The mac almost sunk their company. They were bailed out by bill gates and the return of their founder. I doubt it is considered the first home PC (apple 2 I mean - it was really around Amstrad, vic20, amiga all that that they home PC thing took off, and there were other home PCs before the apple II).
I won't disagree that they got on a roll from the ipod onwards, although all those ideas are relatively related in concept.
And perhaps they have other tricks up their sleeve yet. But what I meant was - their run away _financial_ success has been on the back of the iPhone. They wouldn't be the biggest consumer tech company in the world if they only had ipads and ipods and macs. 90 percent of their profit is from the phone alone. If they didn't have the phone they'd have 1/10th of the profit.

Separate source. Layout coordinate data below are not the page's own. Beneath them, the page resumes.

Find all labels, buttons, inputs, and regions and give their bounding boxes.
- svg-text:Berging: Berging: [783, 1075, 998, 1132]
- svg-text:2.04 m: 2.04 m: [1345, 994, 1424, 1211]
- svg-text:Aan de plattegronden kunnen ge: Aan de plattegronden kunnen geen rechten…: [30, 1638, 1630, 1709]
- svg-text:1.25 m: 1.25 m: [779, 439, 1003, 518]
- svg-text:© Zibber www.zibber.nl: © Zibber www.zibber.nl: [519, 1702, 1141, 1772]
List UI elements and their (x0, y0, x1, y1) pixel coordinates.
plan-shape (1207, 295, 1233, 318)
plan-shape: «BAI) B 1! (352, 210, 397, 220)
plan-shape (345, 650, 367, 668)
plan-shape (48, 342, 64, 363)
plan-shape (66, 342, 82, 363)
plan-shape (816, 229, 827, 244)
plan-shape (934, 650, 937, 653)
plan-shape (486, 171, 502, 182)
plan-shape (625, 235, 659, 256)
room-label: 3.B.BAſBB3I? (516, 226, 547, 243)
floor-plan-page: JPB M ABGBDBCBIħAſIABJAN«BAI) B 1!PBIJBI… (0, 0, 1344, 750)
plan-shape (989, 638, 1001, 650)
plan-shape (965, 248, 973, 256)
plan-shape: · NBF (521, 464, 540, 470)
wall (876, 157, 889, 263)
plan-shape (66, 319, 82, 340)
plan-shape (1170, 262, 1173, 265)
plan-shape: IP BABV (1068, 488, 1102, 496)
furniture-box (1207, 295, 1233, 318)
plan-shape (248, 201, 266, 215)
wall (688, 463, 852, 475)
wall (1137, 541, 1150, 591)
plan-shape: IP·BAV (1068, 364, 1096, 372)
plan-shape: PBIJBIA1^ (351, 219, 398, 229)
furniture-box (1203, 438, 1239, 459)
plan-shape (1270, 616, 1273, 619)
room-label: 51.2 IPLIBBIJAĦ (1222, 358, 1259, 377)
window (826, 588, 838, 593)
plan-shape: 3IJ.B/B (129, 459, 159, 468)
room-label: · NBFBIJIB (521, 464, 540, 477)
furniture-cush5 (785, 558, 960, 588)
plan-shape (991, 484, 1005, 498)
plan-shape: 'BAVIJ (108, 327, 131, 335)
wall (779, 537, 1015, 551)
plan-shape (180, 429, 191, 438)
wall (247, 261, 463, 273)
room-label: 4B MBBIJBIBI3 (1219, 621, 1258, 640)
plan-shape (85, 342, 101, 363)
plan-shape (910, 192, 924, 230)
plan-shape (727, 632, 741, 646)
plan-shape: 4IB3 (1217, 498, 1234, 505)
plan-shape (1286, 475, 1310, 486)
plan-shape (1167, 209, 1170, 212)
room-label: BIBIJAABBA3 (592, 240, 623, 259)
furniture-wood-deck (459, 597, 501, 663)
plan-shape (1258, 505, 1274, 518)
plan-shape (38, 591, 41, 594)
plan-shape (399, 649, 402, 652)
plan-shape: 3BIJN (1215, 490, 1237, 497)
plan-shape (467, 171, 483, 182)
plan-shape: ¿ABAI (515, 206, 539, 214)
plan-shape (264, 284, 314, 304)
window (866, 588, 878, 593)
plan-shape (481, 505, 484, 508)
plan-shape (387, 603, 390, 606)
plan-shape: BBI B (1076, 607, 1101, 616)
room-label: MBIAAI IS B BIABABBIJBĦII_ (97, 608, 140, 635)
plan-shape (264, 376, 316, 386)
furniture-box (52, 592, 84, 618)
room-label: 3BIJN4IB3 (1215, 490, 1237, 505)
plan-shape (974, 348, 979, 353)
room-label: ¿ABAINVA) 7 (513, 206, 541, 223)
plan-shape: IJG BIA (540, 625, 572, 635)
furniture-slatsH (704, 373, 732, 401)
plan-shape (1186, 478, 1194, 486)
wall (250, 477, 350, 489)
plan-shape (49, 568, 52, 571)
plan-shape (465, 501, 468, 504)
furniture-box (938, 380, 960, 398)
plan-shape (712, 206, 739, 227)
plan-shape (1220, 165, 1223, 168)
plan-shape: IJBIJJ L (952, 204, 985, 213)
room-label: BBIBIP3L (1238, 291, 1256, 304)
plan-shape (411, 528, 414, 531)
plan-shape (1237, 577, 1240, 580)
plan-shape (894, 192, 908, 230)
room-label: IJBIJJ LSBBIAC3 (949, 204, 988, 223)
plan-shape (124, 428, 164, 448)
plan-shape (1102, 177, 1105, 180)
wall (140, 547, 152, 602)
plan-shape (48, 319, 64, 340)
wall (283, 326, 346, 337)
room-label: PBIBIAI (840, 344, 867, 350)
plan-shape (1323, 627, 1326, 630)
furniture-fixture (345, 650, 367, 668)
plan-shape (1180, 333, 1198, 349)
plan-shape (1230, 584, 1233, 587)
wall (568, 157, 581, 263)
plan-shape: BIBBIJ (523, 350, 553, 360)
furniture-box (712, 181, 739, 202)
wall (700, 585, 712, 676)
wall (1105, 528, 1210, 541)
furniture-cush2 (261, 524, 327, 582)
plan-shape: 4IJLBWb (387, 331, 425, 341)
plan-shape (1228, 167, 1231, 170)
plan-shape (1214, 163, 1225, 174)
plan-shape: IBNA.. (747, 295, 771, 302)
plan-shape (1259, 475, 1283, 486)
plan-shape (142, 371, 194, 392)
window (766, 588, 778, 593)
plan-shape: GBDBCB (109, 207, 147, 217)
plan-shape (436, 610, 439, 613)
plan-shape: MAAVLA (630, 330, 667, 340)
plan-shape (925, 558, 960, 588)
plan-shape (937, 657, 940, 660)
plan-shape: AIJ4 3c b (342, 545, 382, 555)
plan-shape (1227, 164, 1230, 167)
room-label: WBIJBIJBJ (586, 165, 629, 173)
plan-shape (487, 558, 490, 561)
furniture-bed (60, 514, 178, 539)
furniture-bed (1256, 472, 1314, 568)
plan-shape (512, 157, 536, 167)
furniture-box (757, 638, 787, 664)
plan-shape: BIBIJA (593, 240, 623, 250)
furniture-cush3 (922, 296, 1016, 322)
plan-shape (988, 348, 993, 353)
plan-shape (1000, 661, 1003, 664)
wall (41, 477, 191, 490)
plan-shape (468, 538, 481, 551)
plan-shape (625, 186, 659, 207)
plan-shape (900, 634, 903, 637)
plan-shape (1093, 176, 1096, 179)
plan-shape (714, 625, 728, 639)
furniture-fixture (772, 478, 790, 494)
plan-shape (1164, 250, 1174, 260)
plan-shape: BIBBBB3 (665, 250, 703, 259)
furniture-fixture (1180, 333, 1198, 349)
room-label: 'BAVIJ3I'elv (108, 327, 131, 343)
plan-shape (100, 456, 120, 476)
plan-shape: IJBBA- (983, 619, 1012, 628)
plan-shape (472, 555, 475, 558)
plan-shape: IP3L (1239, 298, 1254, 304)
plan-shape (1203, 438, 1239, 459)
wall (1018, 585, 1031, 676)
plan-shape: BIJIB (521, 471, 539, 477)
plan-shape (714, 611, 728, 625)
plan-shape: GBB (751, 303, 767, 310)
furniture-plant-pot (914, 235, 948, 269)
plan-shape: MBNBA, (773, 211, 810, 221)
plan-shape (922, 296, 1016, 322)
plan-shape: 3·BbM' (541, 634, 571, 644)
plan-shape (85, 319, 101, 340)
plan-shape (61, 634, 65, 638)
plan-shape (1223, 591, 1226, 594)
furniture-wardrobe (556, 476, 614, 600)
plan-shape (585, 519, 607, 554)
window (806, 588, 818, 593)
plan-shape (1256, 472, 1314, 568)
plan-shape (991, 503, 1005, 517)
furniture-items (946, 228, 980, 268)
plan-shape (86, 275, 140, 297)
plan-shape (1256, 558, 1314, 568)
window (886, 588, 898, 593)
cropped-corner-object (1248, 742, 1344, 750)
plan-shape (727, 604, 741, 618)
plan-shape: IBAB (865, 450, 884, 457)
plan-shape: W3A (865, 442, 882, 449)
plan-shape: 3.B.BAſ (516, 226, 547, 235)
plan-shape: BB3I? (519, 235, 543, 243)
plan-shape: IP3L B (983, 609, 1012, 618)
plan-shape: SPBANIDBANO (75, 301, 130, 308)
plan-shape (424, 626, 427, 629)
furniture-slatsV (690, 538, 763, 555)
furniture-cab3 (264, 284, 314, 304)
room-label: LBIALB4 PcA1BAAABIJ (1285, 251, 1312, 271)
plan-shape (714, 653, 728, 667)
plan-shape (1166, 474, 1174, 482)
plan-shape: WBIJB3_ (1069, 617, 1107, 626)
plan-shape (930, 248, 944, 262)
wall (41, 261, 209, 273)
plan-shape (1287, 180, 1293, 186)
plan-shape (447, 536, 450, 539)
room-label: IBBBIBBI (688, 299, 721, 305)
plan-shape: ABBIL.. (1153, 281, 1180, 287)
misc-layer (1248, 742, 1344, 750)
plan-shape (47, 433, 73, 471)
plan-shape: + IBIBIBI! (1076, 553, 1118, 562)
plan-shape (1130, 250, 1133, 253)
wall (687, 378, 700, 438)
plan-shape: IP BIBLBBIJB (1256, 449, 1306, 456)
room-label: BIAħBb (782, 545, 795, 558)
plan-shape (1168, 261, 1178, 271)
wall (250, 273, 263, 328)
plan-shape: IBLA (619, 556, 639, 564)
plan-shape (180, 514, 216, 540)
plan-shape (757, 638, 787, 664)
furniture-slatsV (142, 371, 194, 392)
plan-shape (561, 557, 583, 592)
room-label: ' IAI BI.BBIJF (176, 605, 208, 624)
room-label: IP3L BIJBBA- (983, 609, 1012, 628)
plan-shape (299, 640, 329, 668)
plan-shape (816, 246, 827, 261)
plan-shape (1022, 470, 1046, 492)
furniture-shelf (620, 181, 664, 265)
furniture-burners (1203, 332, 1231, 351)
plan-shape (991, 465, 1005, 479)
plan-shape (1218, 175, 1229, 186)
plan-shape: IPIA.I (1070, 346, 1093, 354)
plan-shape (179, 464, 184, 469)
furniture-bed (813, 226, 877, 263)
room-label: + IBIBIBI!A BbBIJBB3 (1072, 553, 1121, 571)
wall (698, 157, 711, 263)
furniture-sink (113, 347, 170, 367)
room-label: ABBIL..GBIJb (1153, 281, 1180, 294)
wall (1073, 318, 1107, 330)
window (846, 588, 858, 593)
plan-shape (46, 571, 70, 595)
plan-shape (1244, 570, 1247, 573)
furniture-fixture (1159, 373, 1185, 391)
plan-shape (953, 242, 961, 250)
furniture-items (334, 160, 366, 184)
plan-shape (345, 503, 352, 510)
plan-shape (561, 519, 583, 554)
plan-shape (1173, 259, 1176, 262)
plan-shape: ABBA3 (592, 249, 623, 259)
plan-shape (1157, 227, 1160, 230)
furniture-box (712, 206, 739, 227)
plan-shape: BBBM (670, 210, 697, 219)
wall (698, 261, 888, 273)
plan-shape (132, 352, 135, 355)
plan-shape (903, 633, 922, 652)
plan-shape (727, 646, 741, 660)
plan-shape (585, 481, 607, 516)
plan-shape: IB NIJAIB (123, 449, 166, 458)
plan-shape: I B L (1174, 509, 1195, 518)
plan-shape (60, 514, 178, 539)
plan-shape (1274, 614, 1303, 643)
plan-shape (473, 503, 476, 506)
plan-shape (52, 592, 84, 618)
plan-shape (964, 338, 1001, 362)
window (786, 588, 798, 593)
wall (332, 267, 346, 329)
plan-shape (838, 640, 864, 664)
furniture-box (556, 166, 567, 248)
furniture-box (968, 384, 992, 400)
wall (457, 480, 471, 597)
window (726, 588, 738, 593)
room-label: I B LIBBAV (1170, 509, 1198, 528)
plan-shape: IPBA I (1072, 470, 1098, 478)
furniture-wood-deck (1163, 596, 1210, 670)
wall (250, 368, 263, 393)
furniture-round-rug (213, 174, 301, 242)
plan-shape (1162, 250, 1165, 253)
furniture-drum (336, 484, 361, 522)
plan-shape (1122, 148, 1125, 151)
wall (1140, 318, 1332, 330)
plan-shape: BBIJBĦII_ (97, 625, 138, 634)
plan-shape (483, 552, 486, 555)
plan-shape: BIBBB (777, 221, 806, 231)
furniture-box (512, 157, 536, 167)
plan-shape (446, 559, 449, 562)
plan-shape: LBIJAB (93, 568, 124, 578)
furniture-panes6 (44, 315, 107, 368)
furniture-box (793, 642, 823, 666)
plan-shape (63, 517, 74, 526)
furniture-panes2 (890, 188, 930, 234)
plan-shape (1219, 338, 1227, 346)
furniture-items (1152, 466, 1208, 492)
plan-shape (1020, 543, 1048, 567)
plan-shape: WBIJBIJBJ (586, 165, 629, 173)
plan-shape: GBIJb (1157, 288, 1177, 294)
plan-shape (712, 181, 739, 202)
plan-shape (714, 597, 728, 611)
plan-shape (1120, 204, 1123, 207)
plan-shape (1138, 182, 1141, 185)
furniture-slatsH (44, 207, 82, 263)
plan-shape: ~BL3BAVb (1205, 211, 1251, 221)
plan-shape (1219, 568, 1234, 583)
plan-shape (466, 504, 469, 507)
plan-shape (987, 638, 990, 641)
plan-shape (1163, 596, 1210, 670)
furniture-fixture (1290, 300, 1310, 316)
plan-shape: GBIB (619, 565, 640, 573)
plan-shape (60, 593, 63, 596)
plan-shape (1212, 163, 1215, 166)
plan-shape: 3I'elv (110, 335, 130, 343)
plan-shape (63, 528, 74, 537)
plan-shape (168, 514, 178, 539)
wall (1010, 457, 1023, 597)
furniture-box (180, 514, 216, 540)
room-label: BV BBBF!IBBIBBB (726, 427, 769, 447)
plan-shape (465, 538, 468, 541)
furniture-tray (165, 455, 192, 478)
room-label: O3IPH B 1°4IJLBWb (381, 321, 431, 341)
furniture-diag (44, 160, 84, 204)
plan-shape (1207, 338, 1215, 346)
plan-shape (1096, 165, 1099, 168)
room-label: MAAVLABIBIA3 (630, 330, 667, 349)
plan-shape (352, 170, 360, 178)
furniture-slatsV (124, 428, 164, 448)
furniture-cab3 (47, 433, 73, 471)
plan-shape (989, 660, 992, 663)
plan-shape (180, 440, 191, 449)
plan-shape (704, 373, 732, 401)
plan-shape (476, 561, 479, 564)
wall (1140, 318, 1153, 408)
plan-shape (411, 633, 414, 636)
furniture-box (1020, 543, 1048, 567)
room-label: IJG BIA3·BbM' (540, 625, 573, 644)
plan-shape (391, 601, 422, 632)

In order for them to be a tiny fraction of the relevance they have now, all that would need to happen is for the iPhone to lose popularity and sales without any new "iPhone mark 2", next big boom/wave product.
In fact the smartphone market boom, was sort of an economic and technological anomaly. Adoption for new tech is usually slower, often not quite as premium focused/faddish. It's usually more of a slow burn. Think of the computer or TV as an example.
It might be reasonable to expect that their is no next product that will produce as much short term profit as premium smartphones. Whether it be VR, AI, IoT, it might be reasonable to expect those are slower developers, take more time, and have less explosive financial returns.
And if that, as might be reasonable to assume, is the case - the fade of the smartphone boom, might be, financially, apples slow fade into "regular tech company" status, and they might need to start to behave more like an OEM, like say, LG or Samsung and make everything that can be made, rather than relying on cultural fashion impetus, tech widgets and consumer uptake.